Short Sales help people who are underwater on their homes with minimal financial loss. For example, if homeowner Joe has a loan for $500,000 on his home, but his home is currently only worth $350,000, Joe is considered to be “underwater” on his property by $150,000. Joe is most likely selling his home because he can’t afford the monthly payments, but how can he sell it when he owes more than it’s worth? Without a short sale, his only option is foreclosure or refinancing, if allowed to.
A common option for Joe is to just stop making the payments on his home, in which case the lender can step in and foreclose on his property. Joe is kicked out and his credit will be affected for up to 7 years, making it harder for him to get credit cards, auto loans, mortgages, personal loans and even rentals. Landlords check your credit too!
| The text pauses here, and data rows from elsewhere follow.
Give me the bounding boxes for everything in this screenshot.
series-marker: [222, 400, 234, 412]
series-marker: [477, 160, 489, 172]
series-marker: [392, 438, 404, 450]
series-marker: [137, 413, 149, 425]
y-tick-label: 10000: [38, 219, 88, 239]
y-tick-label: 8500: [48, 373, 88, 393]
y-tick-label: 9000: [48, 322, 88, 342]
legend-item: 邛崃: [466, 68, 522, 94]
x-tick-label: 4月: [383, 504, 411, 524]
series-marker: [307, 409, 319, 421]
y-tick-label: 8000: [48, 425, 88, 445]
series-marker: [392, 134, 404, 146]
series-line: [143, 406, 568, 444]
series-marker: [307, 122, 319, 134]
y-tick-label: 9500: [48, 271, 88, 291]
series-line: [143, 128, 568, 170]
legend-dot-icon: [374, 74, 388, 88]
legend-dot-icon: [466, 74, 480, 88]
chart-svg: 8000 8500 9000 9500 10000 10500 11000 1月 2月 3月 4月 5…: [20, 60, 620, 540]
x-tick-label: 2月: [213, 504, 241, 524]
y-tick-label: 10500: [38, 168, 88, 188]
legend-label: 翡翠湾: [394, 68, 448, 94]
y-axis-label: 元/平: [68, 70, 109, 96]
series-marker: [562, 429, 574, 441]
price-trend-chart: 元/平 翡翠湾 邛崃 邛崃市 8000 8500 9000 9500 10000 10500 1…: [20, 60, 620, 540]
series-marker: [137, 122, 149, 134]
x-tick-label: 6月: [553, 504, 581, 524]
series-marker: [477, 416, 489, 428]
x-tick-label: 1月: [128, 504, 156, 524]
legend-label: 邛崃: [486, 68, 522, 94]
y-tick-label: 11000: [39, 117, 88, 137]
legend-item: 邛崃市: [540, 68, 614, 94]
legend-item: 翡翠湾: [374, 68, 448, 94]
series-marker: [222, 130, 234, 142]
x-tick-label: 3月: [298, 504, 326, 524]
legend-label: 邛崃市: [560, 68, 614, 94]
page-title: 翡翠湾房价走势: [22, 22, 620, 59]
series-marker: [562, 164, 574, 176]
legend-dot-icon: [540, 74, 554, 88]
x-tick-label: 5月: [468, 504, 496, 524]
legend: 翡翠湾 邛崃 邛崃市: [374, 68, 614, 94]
Joe has another option, in which he puts his home on the market and receives market offers for his property. He then takes that fair market value offer to his lender, and he, with the help of his real estate agent will negotiate a “short sale” with the lender. In this scenario, the homeowner and the agent will make the case to the bank that the owner can no longer continue to make the monthly payments. In many cases, it may be far easier and cost the lender much less to “forgive” the $150,000 the home is “under” and let the sale take place.
For a lender, the short sale is becoming much more appealing these days. The lender is strictly concerned with his bottom line. If the homeowner is allowed to settle his debt or “short sale” with the lender, then he is very likely to leave the property in a good condition to ensure the sale takes place. If, however, the lender decides to foreclose on the home instead, the lender will have to factor in extremely costly and time-consuming foreclosure proceedings, lawyers and other expenses, only to sell the property for fair market value anyways. The other risk they take is that the homeowner, who may feel betrayed or taken advantage of, will destroy the property and cause major damage to the home upon vacating. We see this all the time from angry homeowners who were kicked out. This will in turn make it even harder for the lender to sell after foreclosing and the costs of repair are unpredictable.
The good news for a homeowner who completes a short sale is his credit will NOT be marked by a FORECLOSURE on his credit history, but rather a “debt settlement” flag. Further, in most cases, this only affects their home buying power for 2 years.
If you find yourself in this position, consider short selling your home and renting for 2 years. Prices will still be low, even if they rise a bit, prices will be very low compared to what they were in 2006’s peak, and you’ll find yourself owning another home sooner than you think.